My Lords, does the Minister agree that the European Commission announced the publication of a draft regulation to introduce compulsory front-of-the-pack food labelling, based on guidance on daily amounts? The Conservatives have been calling for the Government to adopt the approach favoured by the European Commission since 2004. When are they going to do so?

My Lords, it is nice to hear that the Conservatives approve of something that the European Commission is recommending. Noble Lords are, I am sure, aware that the recommended daily intake for adults is 6 grams. The recommended daily intake for children is less than 1 gram a day, but there is a sliding scale for children. It is very important that the Government continue their dialogue with food manufacturers to ensure that they recognise that.
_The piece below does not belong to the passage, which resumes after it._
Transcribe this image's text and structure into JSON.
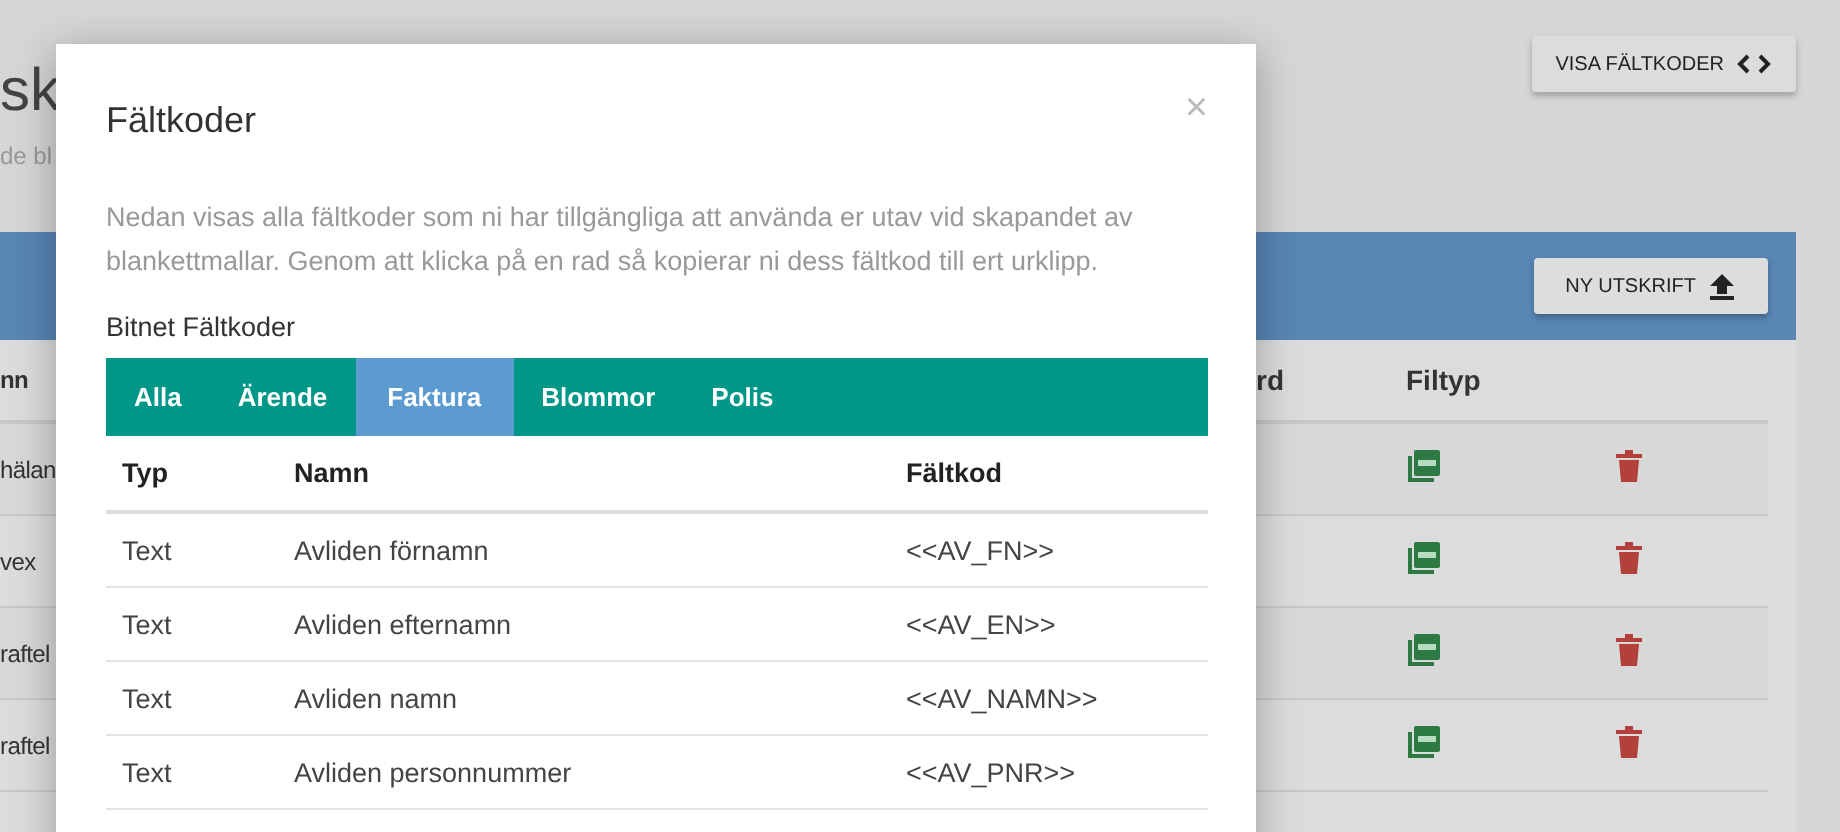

I feel I should mention that McCain, Heinz and Kraft are actively targeting salt reduction, so great progress is being made.

My Lords, does my noble friend agree that for many parents who want to ensure that the products that they buy have as little salt as possible, the type size used to list the ingredients is so small that most people, even with good eyesight, cannot read it? Could she encourage manufacturers to ensure that the labelling can be read by ordinary people?

My Lords, I will write to the noble Baroness to answer her question.

My noble friend is quite correct, and the answer is yes, we will.